Lo Stato e i privilegi degli interessi privati

Lo Stato italiano non si è mai reso indipendente dalla società civile, cioè rispetto agli interessi privati, sia economici che elettorali. Ciò non ha mai consentito ai poteri pubblici di tutelare gli interessi collettivi. Nel secondo dopoguerra la vestizione di interessi privati con panni pubblici si è addirittura estesa con lo sviluppo delle professioni protette. Quindi, queste strutture statali prive della legittimazione generale che poteva derivare da un’investitura popolare diffusa, si sono appoggiate e hanno approfittato di legittimazioni settoriali.

La mancanza di alti funzionari pubblici

Non si è mai affermata in Italia una haute fonction publique paragonabile a quella francese o britannica, costituita da un corpo professionale di funzionari, scelti secondo il criterio del merito e sottoposti solo alla legge. La ragione? Il primato della politica, che ha mantenuto un controllo sugli apparati pubblici. Lo sviluppo della burocrazia è stato dettato da regole e principi non interni al corpo stesso e alle esigenze dello Stato, quanto piuttosto da pressioni e contingenze esterne, dell’economia e della politica.

Conclusioni

La gracilità delle strutture pubbliche è all’origine dell’ineguale distribuzione del progresso, uno dei maggiori problemi ancora aperti nella società italiana.
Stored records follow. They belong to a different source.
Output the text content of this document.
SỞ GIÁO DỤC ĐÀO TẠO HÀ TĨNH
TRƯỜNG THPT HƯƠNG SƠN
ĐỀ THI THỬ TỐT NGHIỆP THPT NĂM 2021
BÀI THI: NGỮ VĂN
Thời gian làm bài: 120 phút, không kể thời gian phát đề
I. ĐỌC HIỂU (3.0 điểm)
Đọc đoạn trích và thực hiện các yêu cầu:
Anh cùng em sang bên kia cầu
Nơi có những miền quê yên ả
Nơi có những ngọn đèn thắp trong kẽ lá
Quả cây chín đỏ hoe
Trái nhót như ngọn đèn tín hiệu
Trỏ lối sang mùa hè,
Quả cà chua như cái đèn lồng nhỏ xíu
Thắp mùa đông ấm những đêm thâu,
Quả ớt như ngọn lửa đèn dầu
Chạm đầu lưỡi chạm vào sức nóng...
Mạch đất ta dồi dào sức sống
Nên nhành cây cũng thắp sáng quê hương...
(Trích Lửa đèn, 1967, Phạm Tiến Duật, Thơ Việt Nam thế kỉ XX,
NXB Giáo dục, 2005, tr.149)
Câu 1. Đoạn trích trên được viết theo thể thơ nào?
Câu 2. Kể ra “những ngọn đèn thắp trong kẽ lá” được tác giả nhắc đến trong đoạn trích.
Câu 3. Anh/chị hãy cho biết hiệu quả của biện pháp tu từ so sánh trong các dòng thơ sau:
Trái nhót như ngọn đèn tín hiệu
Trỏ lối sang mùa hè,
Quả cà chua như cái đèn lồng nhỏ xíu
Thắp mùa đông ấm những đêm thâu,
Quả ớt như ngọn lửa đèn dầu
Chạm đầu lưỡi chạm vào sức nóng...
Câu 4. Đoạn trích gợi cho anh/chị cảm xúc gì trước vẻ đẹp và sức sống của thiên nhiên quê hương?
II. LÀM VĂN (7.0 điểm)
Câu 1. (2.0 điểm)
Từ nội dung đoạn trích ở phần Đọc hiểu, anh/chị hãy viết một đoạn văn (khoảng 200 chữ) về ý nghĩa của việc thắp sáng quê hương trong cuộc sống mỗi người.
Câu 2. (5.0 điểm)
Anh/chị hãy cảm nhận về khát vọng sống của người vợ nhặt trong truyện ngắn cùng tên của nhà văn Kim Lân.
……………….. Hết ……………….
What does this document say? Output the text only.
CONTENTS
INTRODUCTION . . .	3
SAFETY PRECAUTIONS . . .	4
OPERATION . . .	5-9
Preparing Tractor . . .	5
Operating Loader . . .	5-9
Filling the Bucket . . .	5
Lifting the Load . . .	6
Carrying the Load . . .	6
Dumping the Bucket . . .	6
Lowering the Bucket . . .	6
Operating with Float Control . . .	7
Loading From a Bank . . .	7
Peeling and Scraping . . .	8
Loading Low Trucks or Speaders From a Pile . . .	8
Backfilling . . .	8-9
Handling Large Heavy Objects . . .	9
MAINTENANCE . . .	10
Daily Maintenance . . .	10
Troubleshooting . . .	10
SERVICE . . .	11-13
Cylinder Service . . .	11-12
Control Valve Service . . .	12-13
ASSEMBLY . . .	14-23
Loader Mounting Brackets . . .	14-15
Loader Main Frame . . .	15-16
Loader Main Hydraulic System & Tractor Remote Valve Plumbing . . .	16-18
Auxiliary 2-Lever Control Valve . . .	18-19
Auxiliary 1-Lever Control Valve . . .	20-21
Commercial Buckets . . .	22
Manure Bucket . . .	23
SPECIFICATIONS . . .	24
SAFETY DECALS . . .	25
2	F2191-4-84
Alla rappresentazione degli elementi di debolezza del nostro Paese sopra riportati assistiamo ancor oggi quotidianamente, subendone pesanti conseguenze in termini di sviluppo, di equità sociale, di senso civico. Lo Stato, di fatto, non ha consentito a tutti di partecipare all’aumento della ricchezza del Paese. Se ci fosse stato più Stato (scusate il gioco di parole) con un “severo minimo di regole” uguali per tutti senza discrezionalità, avremmo sicuramente potuto contare su un reale e solido progresso sociale, economico e civile.